Ontwerp voor een wapenbord van de hoge vierschaar van Delfland door Jan Notemans, 1761 (TMS 69407)
Wie tegenwoordig ‘Delfland’ hoort of leest, denk meteen aan het hoogheemraadschap. Dat is vóór 1811 niet zo vanzelfsprekend. Tot dat jaar bestaat er namelijk ook een baljuwschap Delfland, ook wel de hoge vierschaar genoemd. Dit is een regionale rechtbank die de hoge rechtspraak uitoefent over de omgeving van Delft.
De plaatselijke gerechten in Maasland, Schipluiden, Pijnacker, Nootdorp en andere dorpen mogen alleen overtredingen beboeten. Wie daar een misdrijf begaat waarop lijfstraf of verbanning staat, moet voor het baljuwsgerecht verschijnen. Dat zetelt sinds het eind van de zestiende eeuw in de Waterslootsepoort. In een van de machtige torens is de gevangenis van de baljuw gevestigd. De rechtszaal bevindt zich in de speciaal hiervoor vervaardigde opbouw.
In de kerk van Maasland hangen wapenborden uit 1726 en 1761 die afkomstig zijn uit deze rechtszaal. Ze worden in 1824 door de laatste baljuw van Delfland aan de kerk geschonken. Het Stadsarchief bezit de ontwerptekening van het jongste wapenbord, gemaakt door Jan Notemans. In het midden is de gruwelijke geschiedenis afgebeeld van de Perzische koning Cambyses, die een corrupte rechter laat villen. Diens zoon moet vervolgens plaatsnemen op de rechtersstoel, die is bespannen met de huid van zijn vader.

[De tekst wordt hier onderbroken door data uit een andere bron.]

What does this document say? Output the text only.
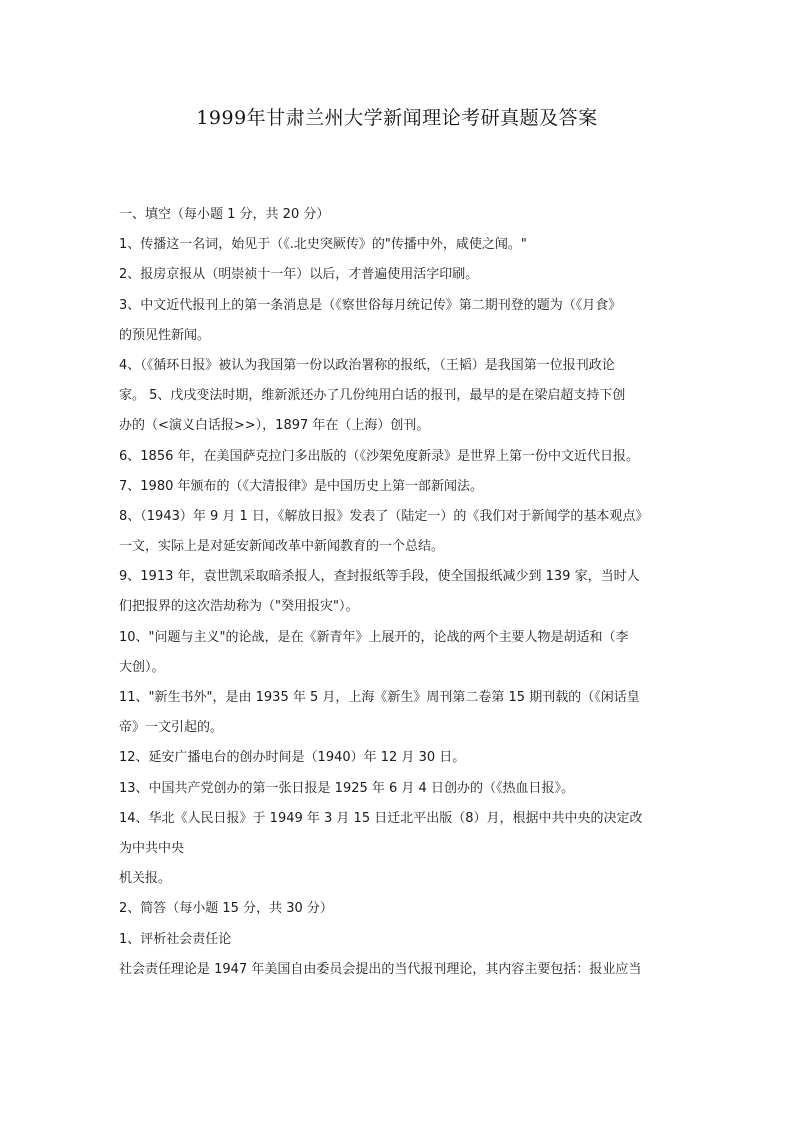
1999年甘肃兰州大学新闻理论考研真题及答案
一、填空（每小题 1 分，共 20 分）
1、传播这一名词，始见于（《.北史突厥传》的"传播中外，咸使之闻。"
2、报房京报从（明崇祯十一年）以后，才普遍使用活字印刷。
3、中文近代报刊上的第一条消息是（《察世俗每月统记传》第二期刊登的题为（《月食》
的预见性新闻。
4、（《循环日报》被认为我国第一份以政治署称的报纸，（王韬）是我国第一位报刊政论
家。 5、戊戌变法时期，维新派还办了几份纯用白话的报刊，最早的是在梁启超支持下创
办的（<演义白话报>>），1897 年在（上海）创刊。
6、1856 年，在美国萨克拉门多出版的（《沙架免度新录》是世界上第一份中文近代日报。
7、1980 年颁布的（《大清报律》是中国历史上第一部新闻法。
8、（1943）年 9 月 1 日，《解放日报》发表了（陆定一）的《我们对于新闻学的基本观点》
一文，实际上是对延安新闻改革中新闻教育的一个总结。
9、1913 年，袁世凯采取暗杀报人，查封报纸等手段，使全国报纸减少到 139 家，当时人
们把报界的这次浩劫称为（"癸用报灾"）。
10、"问题与主义"的论战，是在《新青年》上展开的，论战的两个主要人物是胡适和（李
大创）。
11、"新生书外"，是由 1935 年 5 月，上海《新生》周刊第二卷第 15 期刊载的（《闲话皇
帝》一文引起的。
12、延安广播电台的创办时间是（1940）年 12 月 30 日。
13、中国共产党创办的第一张日报是 1925 年 6 月 4 日创办的（《热血日报》。
14、华北《人民日报》于 1949 年 3 月 15 日迁北平出版（8）月，根据中共中央的决定改
为中共中央
机关报。
2、简答（每小题 15 分，共 30 分）
1、评析社会责任论
社会责任理论是 1947 年美国自由委员会提出的当代报刊理论，其内容主要包括：报业应当
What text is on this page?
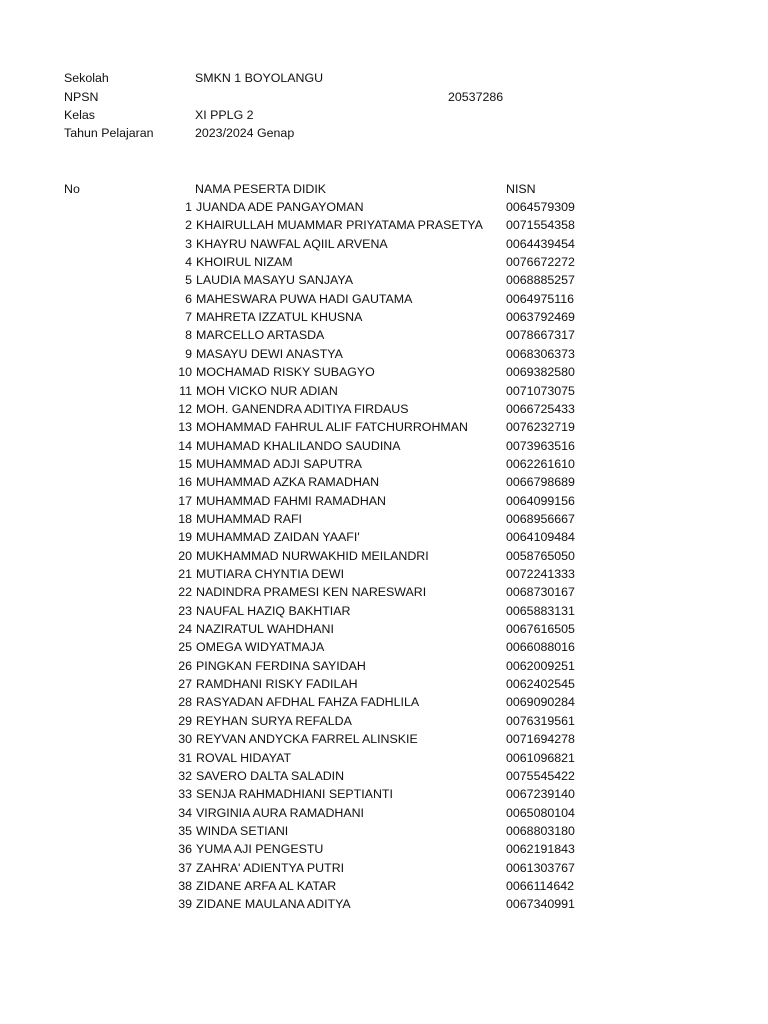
Sekolah	SMKN 1 BOYOLANGU
NPSN	20537286
Kelas	XI PPLG 2
Tahun Pelajaran	2023/2024 Genap
No	NAMA PESERTA DIDIK	NISN
1 JUANDA ADE PANGAYOMAN	0064579309
2 KHAIRULLAH MUAMMAR PRIYATAMA PRASETYA 0071554358
3 KHAYRU NAWFAL AQIIL ARVENA	0064439454
4 KHOIRUL NIZAM	0076672272
5 LAUDIA MASAYU SANJAYA	0068885257
6 MAHESWARA PUWA HADI GAUTAMA	0064975116
7 MAHRETA IZZATUL KHUSNA	0063792469
8 MARCELLO ARTASDA	0078667317
9 MASAYU DEWI ANASTYA	0068306373
10 MOCHAMAD RISKY SUBAGYO	0069382580
11 MOH VICKO NUR ADIAN	0071073075
12 MOH. GANENDRA ADITIYA FIRDAUS	0066725433
13 MOHAMMAD FAHRUL ALIF FATCHURROHMAN	0076232719
14 MUHAMAD KHALILANDO SAUDINA	0073963516
15 MUHAMMAD ADJI SAPUTRA	0062261610
16 MUHAMMAD AZKA RAMADHAN	0066798689
17 MUHAMMAD FAHMI RAMADHAN	0064099156
18 MUHAMMAD RAFI	0068956667
19 MUHAMMAD ZAIDAN YAAFI'	0064109484
20 MUKHAMMAD NURWAKHID MEILANDRI	0058765050
21 MUTIARA CHYNTIA DEWI	0072241333
22 NADINDRA PRAMESI KEN NARESWARI	0068730167
23 NAUFAL HAZIQ BAKHTIAR	0065883131
24 NAZIRATUL WAHDHANI	0067616505
25 OMEGA WIDYATMAJA	0066088016
26 PINGKAN FERDINA SAYIDAH	0062009251
27 RAMDHANI RISKY FADILAH	0062402545
28 RASYADAN AFDHAL FAHZA FADHLILA	0069090284
29 REYHAN SURYA REFALDA	0076319561
30 REYVAN ANDYCKA FARREL ALINSKIE	0071694278
31 ROVAL HIDAYAT	0061096821
32 SAVERO DALTA SALADIN	0075545422
33 SENJA RAHMADHIANI SEPTIANTI	0067239140
34 VIRGINIA AURA RAMADHANI	0065080104
35 WINDA SETIANI	0068803180
36 YUMA AJI PENGESTU	0062191843
37 ZAHRA' ADIENTYA PUTRI	0061303767
38 ZIDANE ARFA AL KATAR	0066114642
39 ZIDANE MAULANA ADITYA	0067340991
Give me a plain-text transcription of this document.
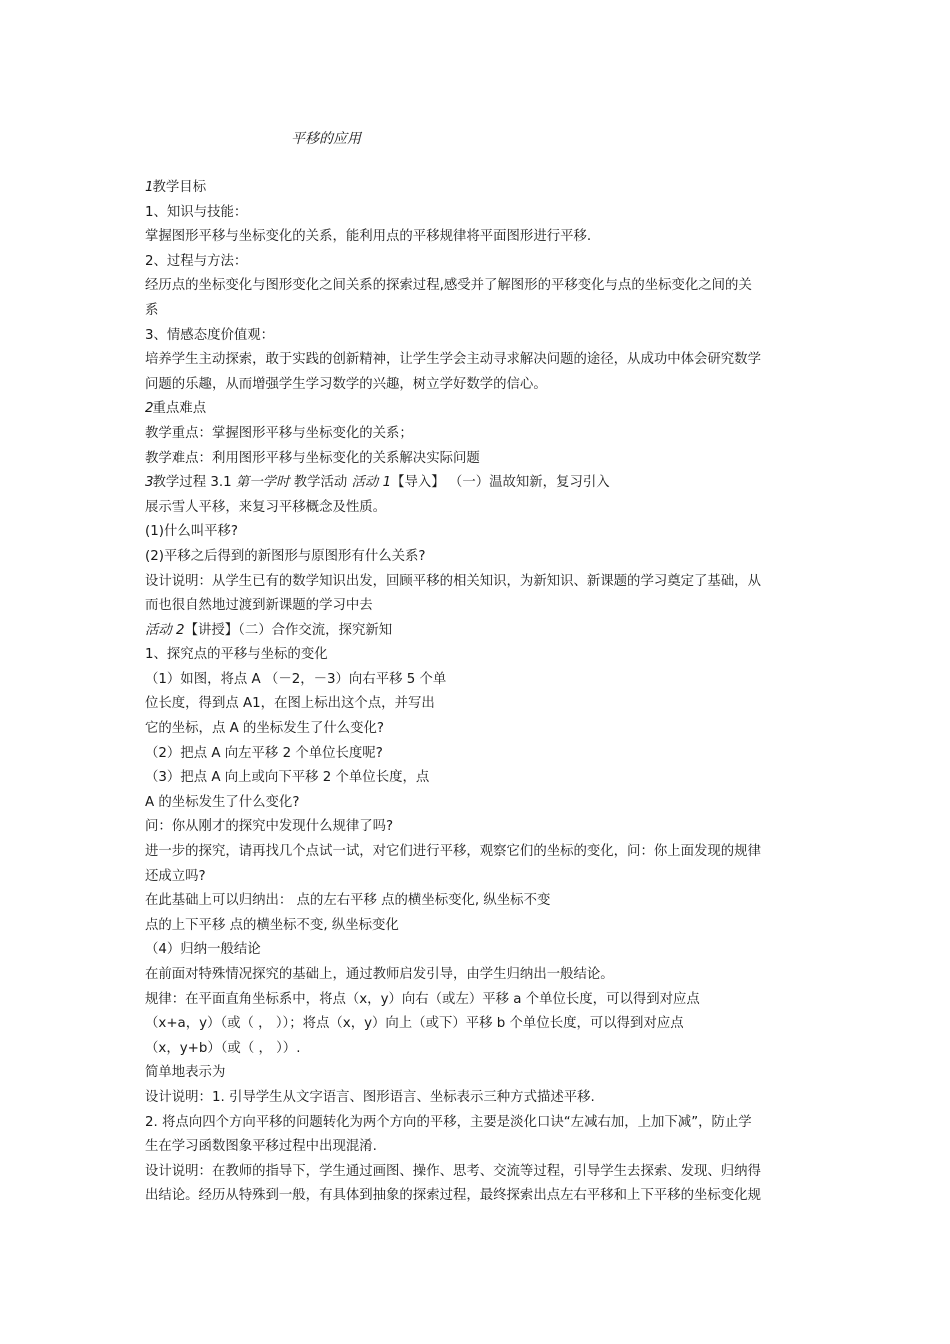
平移的应用
1教学目标
1、知识与技能：
掌握图形平移与坐标变化的关系，能利用点的平移规律将平面图形进行平移.
2、过程与方法：
经历点的坐标变化与图形变化之间关系的探索过程,感受并了解图形的平移变化与点的坐标变化之间的关
系
3、情感态度价值观：
培养学生主动探索，敢于实践的创新精神，让学生学会主动寻求解决问题的途径，从成功中体会研究数学
问题的乐趣，从而增强学生学习数学的兴趣，树立学好数学的信心。
2重点难点
教学重点：掌握图形平移与坐标变化的关系；
教学难点：利用图形平移与坐标变化的关系解决实际问题
3教学过程 3.1 第一学时 教学活动 活动 1【导入】 （一）温故知新，复习引入
展示雪人平移，来复习平移概念及性质。
(1)什么叫平移?
(2)平移之后得到的新图形与原图形有什么关系?
设计说明：从学生已有的数学知识出发，回顾平移的相关知识，为新知识、新课题的学习奠定了基础，从
而也很自然地过渡到新课题的学习中去
活动 2【讲授】（二）合作交流，探究新知
1、探究点的平移与坐标的变化
（1）如图，将点 A （－2，－3）向右平移 5 个单
位长度，得到点 A1，在图上标出这个点，并写出
它的坐标，点 A 的坐标发生了什么变化?
（2）把点 A 向左平移 2 个单位长度呢?
（3）把点 A 向上或向下平移 2 个单位长度，点
A 的坐标发生了什么变化?
问：你从刚才的探究中发现什么规律了吗?
进一步的探究，请再找几个点试一试，对它们进行平移，观察它们的坐标的变化，问：你上面发现的规律
还成立吗?
在此基础上可以归纳出： 点的左右平移 点的横坐标变化, 纵坐标不变
点的上下平移 点的横坐标不变, 纵坐标变化
（4）归纳一般结论
在前面对特殊情况探究的基础上，通过教师启发引导，由学生归纳出一般结论。
规律：在平面直角坐标系中，将点（x，y）向右（或左）平移 a 个单位长度，可以得到对应点
（x+a，y）（或（ ， ））；将点（x，y）向上（或下）平移 b 个单位长度，可以得到对应点
（x，y+b）（或（ ， ））.
简单地表示为
设计说明：1. 引导学生从文字语言、图形语言、坐标表示三种方式描述平移.
2. 将点向四个方向平移的问题转化为两个方向的平移，主要是淡化口诀“左减右加，上加下减”，防止学
生在学习函数图象平移过程中出现混淆.
设计说明：在教师的指导下，学生通过画图、操作、思考、交流等过程，引导学生去探索、发现、归纳得
出结论。经历从特殊到一般，有具体到抽象的探索过程，最终探索出点左右平移和上下平移的坐标变化规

Bovenin de lijst prijkt het wapen van de hoge vierschaar van Delfland, met links het wapen van Holland en rechts dat van stadhouder Willem V. Verder zien we de wapens van de dertien welgeboren mannen die recht moeten spreken, afkomstig uit de dorpen die onder het baljuwschap ressorteren. Linksboven staat het wapen van baljuw Hendrik van der Dussen en middenonder dat van secretaris Adriaan van Assendelft. Beiden behoren tot de elite van de stad Delft, die via het baljuwschap haar invloed op het omliggende platteland kan laten gelden.